What federal voting rights law, according to the bipartisan Presidential Commission on Election Administration, is the election statute most often ignored? It’s the National Voter Registration Act of 1993 (NVRA), a law that each year helps millions of citizens with either updating their voter registration records or applying to vote for the first time. Below I explain what the NVRA is, its impact and the challenges it has faced in being put into practice. The NVRA is often referred to as “Motor Voter,” but it is more complex than this implies. The NVRA requires states, among other things, to accept voter registration applications by mail and to offer voter registration services at government offices providing state identification and drivers’ licenses (hence “motor”), armed forces recruitment centers, and government offices providing services to people with low incomes or disabilities. This post focuses on the requirement to register voters at health and social services agencies (or, simply “agencies” in this post).

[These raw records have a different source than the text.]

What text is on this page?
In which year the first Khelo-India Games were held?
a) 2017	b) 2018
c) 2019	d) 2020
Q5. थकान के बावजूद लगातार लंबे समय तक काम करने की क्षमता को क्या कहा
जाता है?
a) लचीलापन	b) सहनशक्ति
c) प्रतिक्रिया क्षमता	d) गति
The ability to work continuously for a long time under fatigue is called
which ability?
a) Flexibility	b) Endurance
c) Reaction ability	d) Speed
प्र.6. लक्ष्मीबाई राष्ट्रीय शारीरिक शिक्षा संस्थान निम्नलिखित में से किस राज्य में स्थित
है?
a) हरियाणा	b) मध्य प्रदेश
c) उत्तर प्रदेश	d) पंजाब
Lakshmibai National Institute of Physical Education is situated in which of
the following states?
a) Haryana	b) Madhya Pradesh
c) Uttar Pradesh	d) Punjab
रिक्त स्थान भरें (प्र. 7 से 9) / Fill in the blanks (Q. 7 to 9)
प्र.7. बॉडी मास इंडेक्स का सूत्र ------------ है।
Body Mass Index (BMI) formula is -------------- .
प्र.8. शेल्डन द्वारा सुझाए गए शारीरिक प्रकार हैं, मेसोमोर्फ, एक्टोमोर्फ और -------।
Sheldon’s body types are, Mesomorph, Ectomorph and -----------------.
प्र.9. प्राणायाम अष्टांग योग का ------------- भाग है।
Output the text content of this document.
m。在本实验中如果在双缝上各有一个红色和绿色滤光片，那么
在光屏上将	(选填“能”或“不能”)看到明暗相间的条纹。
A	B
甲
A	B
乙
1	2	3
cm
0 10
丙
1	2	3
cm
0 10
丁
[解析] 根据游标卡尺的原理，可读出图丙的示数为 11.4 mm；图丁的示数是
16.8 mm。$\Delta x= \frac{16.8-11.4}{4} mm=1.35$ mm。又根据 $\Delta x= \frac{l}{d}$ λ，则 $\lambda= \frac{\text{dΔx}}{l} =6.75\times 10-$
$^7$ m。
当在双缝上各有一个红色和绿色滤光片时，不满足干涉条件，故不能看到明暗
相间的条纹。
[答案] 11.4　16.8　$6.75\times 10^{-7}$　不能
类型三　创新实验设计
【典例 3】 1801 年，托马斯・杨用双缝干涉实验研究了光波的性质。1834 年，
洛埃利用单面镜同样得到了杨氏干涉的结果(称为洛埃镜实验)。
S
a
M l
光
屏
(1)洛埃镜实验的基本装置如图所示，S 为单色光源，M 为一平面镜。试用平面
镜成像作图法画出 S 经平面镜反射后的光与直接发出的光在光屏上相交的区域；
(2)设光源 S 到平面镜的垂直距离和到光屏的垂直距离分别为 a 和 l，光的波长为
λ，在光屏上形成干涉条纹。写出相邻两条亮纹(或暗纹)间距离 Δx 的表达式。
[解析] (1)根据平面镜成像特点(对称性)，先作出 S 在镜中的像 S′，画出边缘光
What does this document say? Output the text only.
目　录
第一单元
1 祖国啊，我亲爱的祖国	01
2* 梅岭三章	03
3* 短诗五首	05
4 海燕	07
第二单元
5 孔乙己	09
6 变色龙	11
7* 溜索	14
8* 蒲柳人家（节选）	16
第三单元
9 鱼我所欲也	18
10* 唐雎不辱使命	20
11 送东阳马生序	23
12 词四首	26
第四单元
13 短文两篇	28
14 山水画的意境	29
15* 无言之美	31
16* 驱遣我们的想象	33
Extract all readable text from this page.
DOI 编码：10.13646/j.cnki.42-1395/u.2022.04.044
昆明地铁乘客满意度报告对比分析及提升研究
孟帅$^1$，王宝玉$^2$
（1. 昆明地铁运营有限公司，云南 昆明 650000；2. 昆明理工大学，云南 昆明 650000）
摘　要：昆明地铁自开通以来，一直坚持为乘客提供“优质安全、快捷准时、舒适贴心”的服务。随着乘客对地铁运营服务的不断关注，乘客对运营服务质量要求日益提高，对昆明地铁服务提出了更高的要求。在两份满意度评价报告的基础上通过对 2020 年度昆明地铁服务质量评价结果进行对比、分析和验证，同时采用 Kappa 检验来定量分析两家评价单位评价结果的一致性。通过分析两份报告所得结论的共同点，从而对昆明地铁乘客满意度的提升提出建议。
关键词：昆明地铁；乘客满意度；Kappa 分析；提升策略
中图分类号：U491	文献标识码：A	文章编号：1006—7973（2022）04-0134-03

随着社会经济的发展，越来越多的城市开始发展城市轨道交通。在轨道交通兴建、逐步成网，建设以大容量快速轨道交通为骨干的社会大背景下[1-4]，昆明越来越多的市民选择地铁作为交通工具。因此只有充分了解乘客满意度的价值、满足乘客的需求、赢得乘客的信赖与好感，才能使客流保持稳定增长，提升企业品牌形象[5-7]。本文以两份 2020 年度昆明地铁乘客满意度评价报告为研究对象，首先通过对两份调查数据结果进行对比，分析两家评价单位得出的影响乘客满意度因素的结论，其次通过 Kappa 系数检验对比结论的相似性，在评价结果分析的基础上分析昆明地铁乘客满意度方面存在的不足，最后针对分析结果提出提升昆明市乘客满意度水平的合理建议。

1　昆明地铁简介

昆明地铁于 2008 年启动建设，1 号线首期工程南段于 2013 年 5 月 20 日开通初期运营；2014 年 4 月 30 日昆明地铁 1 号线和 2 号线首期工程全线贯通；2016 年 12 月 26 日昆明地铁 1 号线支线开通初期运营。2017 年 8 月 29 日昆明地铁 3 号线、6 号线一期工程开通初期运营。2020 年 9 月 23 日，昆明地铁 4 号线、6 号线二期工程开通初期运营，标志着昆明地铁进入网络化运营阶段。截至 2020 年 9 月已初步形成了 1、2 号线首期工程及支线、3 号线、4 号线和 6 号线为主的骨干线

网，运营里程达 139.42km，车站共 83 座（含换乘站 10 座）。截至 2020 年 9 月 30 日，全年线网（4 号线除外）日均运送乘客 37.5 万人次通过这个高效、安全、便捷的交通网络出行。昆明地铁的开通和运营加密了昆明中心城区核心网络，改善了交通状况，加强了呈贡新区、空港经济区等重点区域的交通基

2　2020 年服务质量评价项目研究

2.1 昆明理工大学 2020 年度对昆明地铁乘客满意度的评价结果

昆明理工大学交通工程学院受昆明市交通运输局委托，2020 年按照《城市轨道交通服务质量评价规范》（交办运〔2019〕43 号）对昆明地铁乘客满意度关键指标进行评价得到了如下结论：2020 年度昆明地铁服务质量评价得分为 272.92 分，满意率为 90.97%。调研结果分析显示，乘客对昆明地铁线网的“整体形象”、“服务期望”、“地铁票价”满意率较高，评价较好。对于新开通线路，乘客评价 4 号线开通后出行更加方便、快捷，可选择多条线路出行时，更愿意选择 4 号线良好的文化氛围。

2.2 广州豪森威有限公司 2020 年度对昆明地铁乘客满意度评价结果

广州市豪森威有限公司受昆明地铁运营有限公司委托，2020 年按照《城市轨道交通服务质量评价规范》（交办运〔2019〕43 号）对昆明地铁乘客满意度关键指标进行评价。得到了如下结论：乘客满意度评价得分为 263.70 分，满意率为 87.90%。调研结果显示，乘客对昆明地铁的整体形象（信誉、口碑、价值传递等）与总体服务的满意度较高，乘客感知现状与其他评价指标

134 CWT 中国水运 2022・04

This is a requirement that many states are ignoring or implementing poorly.
While many nations actively — some almost automatically — register their citizens to vote, the U.S. has long required citizens to hunt down registration forms and follow various procedures in order to exercise the franchise. The NVRA was intended to turn this around, at least in part, by requiring some government agencies to actively offer you the chance to register to vote.
Thus the NVRA requires not simply that offices stack voter registration applications on a table near the door. Rather, the law requires officials to ask, during certain agency interactions with the public, if these people would like to register to vote or update a voting address.